O materialismo não-reducionista pressupõe que sem a narratividade, sem a descrição do sofrimento em termos psicológicos, ocorreria uma indesejável restrição descritiva. Termos como “desejos”, “crenças” e “fantasias” são constitutivos da rede linguística que nos estrutura, mas são fundamentais não apenas porque sua eliminação levaria ao empobrecimento subjetivo, mas porque impossibilitaria fazer uma boa clínica.

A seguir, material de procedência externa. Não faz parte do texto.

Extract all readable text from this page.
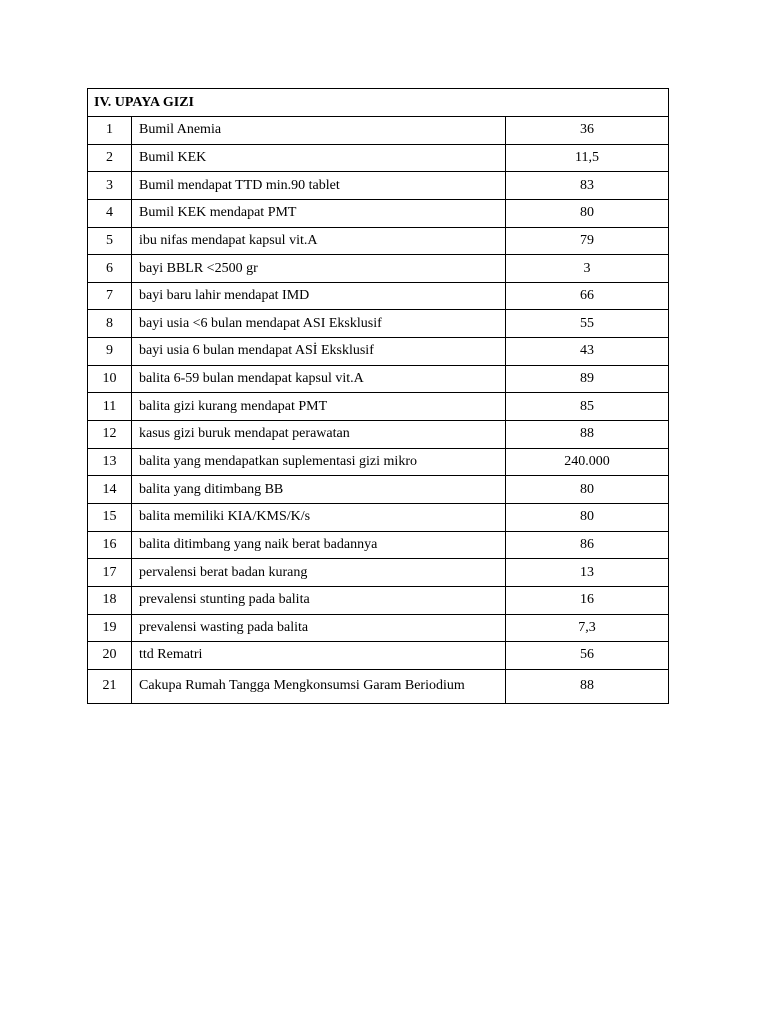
IV. UPAYA GIZI		
1	Bumil Anemia	36
2	Bumil KEK	11,5
3	Bumil mendapat TTD min.90 tablet	83
4	Bumil KEK mendapat PMT	80
5	ibu nifas mendapat kapsul vit.A	79
6	bayi BBLR <2500 gr	3
7	bayi baru lahir mendapat IMD	66
8	bayi usia <6 bulan mendapat ASI Eksklusif	55
9	bayi usia 6 bulan mendapat ASİ Eksklusif	43
10	balita 6-59 bulan mendapat kapsul vit.A	89
11	balita gizi kurang mendapat PMT	85
12	kasus gizi buruk mendapat perawatan	88
13	balita yang mendapatkan suplementasi gizi mikro	240.000
14	balita yang ditimbang BB	80
15	balita memiliki KIA/KMS/K/s	80
16	balita ditimbang yang naik berat badannya	86
17	pervalensi berat badan kurang	13
18	prevalensi stunting pada balita	16
19	prevalensi wasting pada balita	7,3
20	ttd Rematri	56
21	Cakupa Rumah Tangga Mengkonsumsi Garam Beriodium	88
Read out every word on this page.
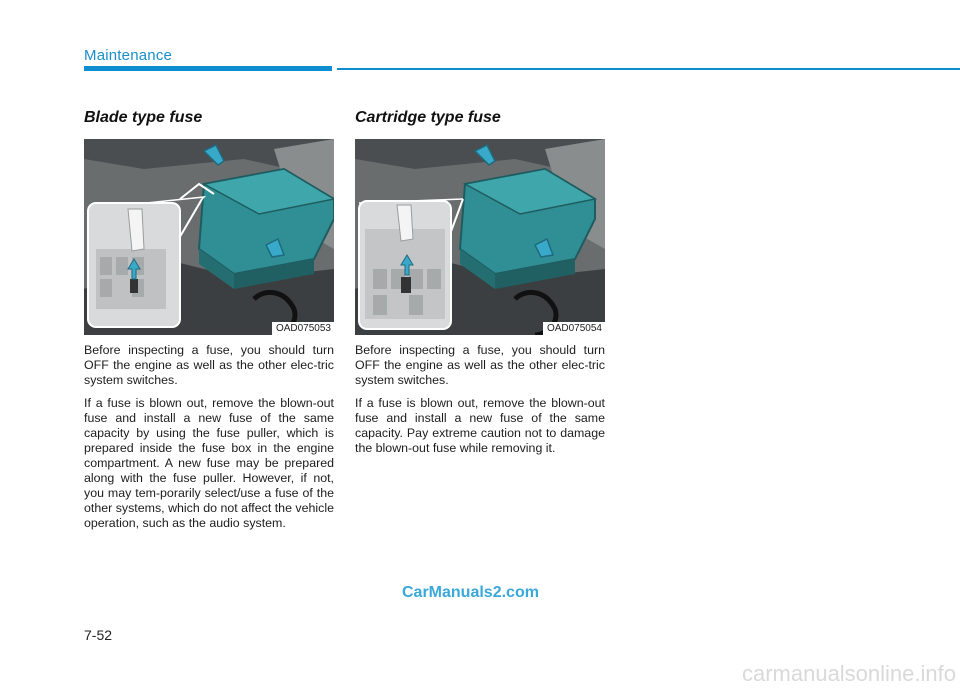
Maintenance
Blade type fuse
OAD075053

Before inspecting a fuse, you should turn OFF the engine as well as the other elec-tric system switches.

If a fuse is blown out, remove the blown-out fuse and install a new fuse of the same capacity by using the fuse puller, which is prepared inside the fuse box in the engine compartment. A new fuse may be prepared along with the fuse puller. However, if not, you may tem-porarily select/use a fuse of the other systems, which do not affect the vehicle operation, such as the audio system.

Cartridge type fuse
OAD075054

Before inspecting a fuse, you should turn OFF the engine as well as the other elec-tric system switches.

If a fuse is blown out, remove the blown-out fuse and install a new fuse of the same capacity. Pay extreme caution not to damage the blown-out fuse while removing it.

7-52
CarManuals2.com
carmanualsonline.info
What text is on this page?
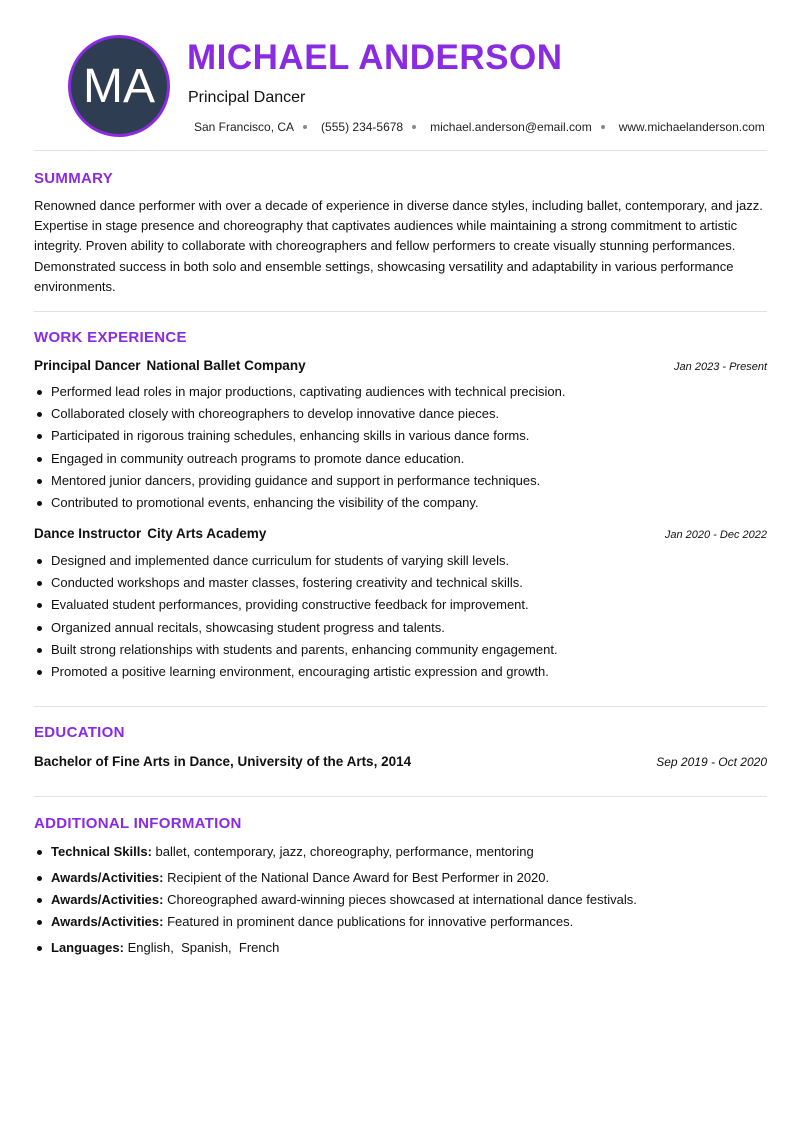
MA
MICHAEL ANDERSON
Principal Dancer
San Francisco, CA (555) 234-5678 michael.anderson@email.com www.michaelanderson.com
SUMMARY
Renowned dance performer with over a decade of experience in diverse dance styles, including ballet, contemporary, and jazz. Expertise in stage presence and choreography that captivates audiences while maintaining a strong commitment to artistic integrity. Proven ability to collaborate with choreographers and fellow performers to create visually stunning performances. Demonstrated success in both solo and ensemble settings, showcasing versatility and adaptability in various performance environments.
WORK EXPERIENCE
Principal Dancer National Ballet Company	Jan 2023 - Present
Performed lead roles in major productions, captivating audiences with technical precision.
Collaborated closely with choreographers to develop innovative dance pieces.
Participated in rigorous training schedules, enhancing skills in various dance forms.
Engaged in community outreach programs to promote dance education.
Mentored junior dancers, providing guidance and support in performance techniques.
Contributed to promotional events, enhancing the visibility of the company.
Dance Instructor City Arts Academy	Jan 2020 - Dec 2022
Designed and implemented dance curriculum for students of varying skill levels.
Conducted workshops and master classes, fostering creativity and technical skills.
Evaluated student performances, providing constructive feedback for improvement.
Organized annual recitals, showcasing student progress and talents.
Built strong relationships with students and parents, enhancing community engagement.
Promoted a positive learning environment, encouraging artistic expression and growth.
EDUCATION
Bachelor of Fine Arts in Dance, University of the Arts, 2014	Sep 2019 - Oct 2020
ADDITIONAL INFORMATION
Technical Skills: ballet, contemporary, jazz, choreography, performance, mentoring
Awards/Activities: Recipient of the National Dance Award for Best Performer in 2020.
Awards/Activities: Choreographed award-winning pieces showcased at international dance festivals.
Awards/Activities: Featured in prominent dance publications for innovative performances.
Languages: English,  Spanish,  French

No início deste trabalho, ressaltamos a frase crítica das “Diretrizes” dirigida à atual política de saúde mental, em que a palavra “realmente” era colocada no contexto de que alguns profissionais tratam mais do que outros, isto é, aqueles que “realmente” tratam. Esse, digamos, é um implícito não pensado, e pernicioso. Se tivermos seriedade na discussão sobre a rede causal dos problemas mentais, portanto, de influências complexas e circulares na produção dos transtornos mentais, deixa de fazer sentido a prioridade de um ramo de conhecimento e de investigação sobre outro. Quem trata? Todos que se inserem nas relações de um paciente com seu mundo subjetivo e objetivo produzindo alterações na ampla rede causal: neuronal, fenomenal, simbólica e social.
Finalmente, é fundamental considerar que, historicamente, a psiquiatria se constituiu como uma tentativa de nunca pronunciar a incurabilidade de um paciente (GAUCHET; SWAIN, 1999), de nunca renunciar ao potencial saudável da mente de cada indivíduo. A psiquiatria nasceu como um produto das melhores esperanças utópicas. Portanto, os serviços postos em marcha pela reforma, dentro dessa perspectiva, devem ser considerados os legítimos herdeiros da melhor tradição pineliana.